4721 sayılı Kanun'un 4 üncü maddesi, 220 nci, 222 nci, 226 ncı madesi, 6100 sayılı Kanun’un 6 ncı ve 190 ıncı madde, 352 nci maddesi, 370 inci maddesi ile 371 inci maddesi.

3. Değerlendirme

1.Bölge adliye mahkemelerinin nihai kararlarının bozulması 6100 sayılı Kanun'un 371 inci maddesinde yer alan sebeplerden birinin varlığı hâlinde mümkündür.
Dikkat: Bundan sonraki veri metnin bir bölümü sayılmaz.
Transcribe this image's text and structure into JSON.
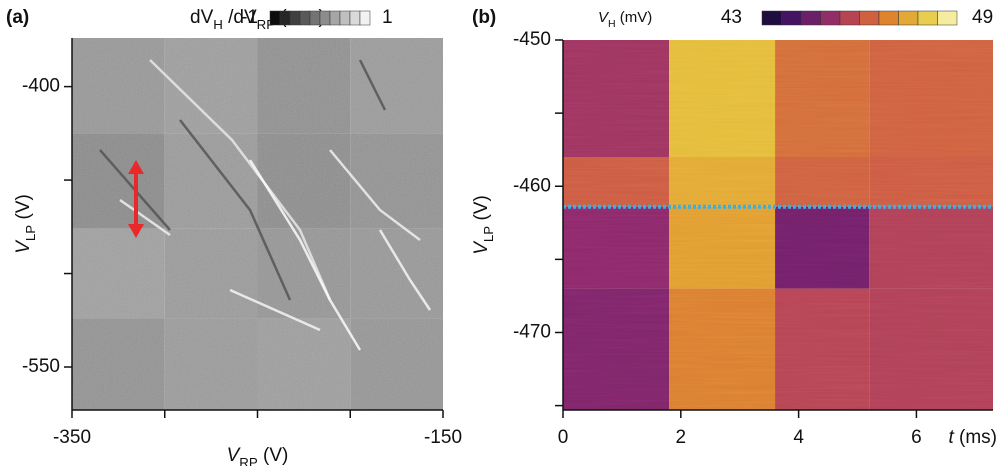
{
  "chart_data": [
    {
      "type": "heatmap",
      "panel_label": "(a)",
      "xlabel": [
        {
          "text": "V",
          "italic": true
        },
        {
          "text": "RP",
          "sub": true
        },
        {
          "text": " (V)"
        }
      ],
      "ylabel": [
        {
          "text": "V",
          "italic": true
        },
        {
          "text": "LP",
          "sub": true
        },
        {
          "text": " (V)"
        }
      ],
      "colorbar_label": [
        {
          "text": "dV"
        },
        {
          "text": "H",
          "sub": true
        },
        {
          "text": " /dV"
        },
        {
          "text": "RP",
          "sub": true
        },
        {
          "text": " (a.u.)"
        }
      ],
      "clim": [
        -1,
        1
      ],
      "colormap": [
        "#000000",
        "#ffffff"
      ],
      "xlim": [
        -350,
        -150
      ],
      "ylim": [
        -573,
        -374
      ],
      "xticks": [
        -350,
        -150
      ],
      "xminor": [
        -300,
        -250,
        -200
      ],
      "yticks": [
        -400,
        -550
      ],
      "yminor": [
        -450,
        -500
      ],
      "tile_x": [
        -350,
        -300,
        -250,
        -200,
        -150
      ],
      "tile_y": [
        -374,
        -425,
        -476,
        -524,
        -573
      ],
      "tiles": [
        [
          0.18,
          0.22,
          0.12,
          0.2
        ],
        [
          0.08,
          0.2,
          0.1,
          0.14
        ],
        [
          0.24,
          0.2,
          0.16,
          0.18
        ],
        [
          0.14,
          0.2,
          0.22,
          0.16
        ]
      ]
    },
    {
      "type": "heatmap",
      "panel_label": "(b)",
      "xlabel": [
        {
          "text": "t",
          "italic": true
        },
        {
          "text": " (ms)"
        }
      ],
      "ylabel": [
        {
          "text": "V",
          "italic": true
        },
        {
          "text": "LP",
          "sub": true
        },
        {
          "text": " (V)"
        }
      ],
      "colorbar_label": [
        {
          "text": "V",
          "italic": true
        },
        {
          "text": "H",
          "sub": true
        },
        {
          "text": " (mV)"
        }
      ],
      "clim": [
        43,
        49
      ],
      "colormap": [
        "#0d0a2e",
        "#4a1468",
        "#8c2a6a",
        "#c8504a",
        "#e08a2c",
        "#e6c840",
        "#fbfbc8"
      ],
      "xlim": [
        0,
        7.3
      ],
      "ylim": [
        -475.3,
        -450
      ],
      "xticks": [
        0,
        2,
        4,
        6
      ],
      "yticks": [
        -450,
        -460,
        -470
      ],
      "yminor": [
        -455,
        -465,
        -475
      ],
      "x_edges": [
        0,
        1.8,
        3.6,
        5.2,
        7.3
      ],
      "y_edges": [
        -450,
        -458,
        -461.4,
        -467,
        -475.3
      ],
      "values": [
        [
          45.3,
          47.8,
          46.5,
          46.3
        ],
        [
          46.2,
          47.5,
          46.3,
          46.2
        ],
        [
          45.0,
          47.3,
          44.6,
          45.6
        ],
        [
          44.8,
          46.8,
          45.7,
          45.6
        ]
      ],
      "hline": -461.4,
      "hline_color": "#3ab0e0"
    }
  ]
}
2.Temyizen ..., tarafların karşılıklı iddia ve savunmalarına, dayandıkları belgelere, uyuşmazlığa uygulanması gereken hukuk kuralları ile hukuki ilişkinin nitelendirilmesine, dava şartlarına, yargılama ve ispat kuralları ile kararda belirtilen gerekçelere, delillerin takdirinde hata görülmemesine ve özellikle taahhüt niteliğinde düzenlenmemiş bir belgenin kefile ve tanıklara ihtiyaç duymayacağı, davaya konu senedin taahhüt içerdiği, davacı tanık beyanları ile de belirtilen ziynetin davacıya teslim edilmediğinin anlaşılmasına göre usul ve kanuna uygun olup davalılar vekilince temyiz dilekçesinde ileri sürülen nedenler kararın bozulmasını gerektirecek nitelikte görülmemiştir.

VI. KARAR

Açıklanan sebeplerle;

Temyiz olunan Bölge Adliye Mahkemesi kararının 6100 sayılı Kanun'un 370 inci maddesinin birinci fıkrası uyarınca ONANMASINA,

Aşağıda yazılı temyiz giderinin temyiz edene yükletilmesine,

Dosyanın İlk Derece Mahkemesine, kararın bir örneğinin Bölge Adliye Mahkemesine gönderilmesine,

10.01.2024 tarihinde oy birliğiyle karar verildi.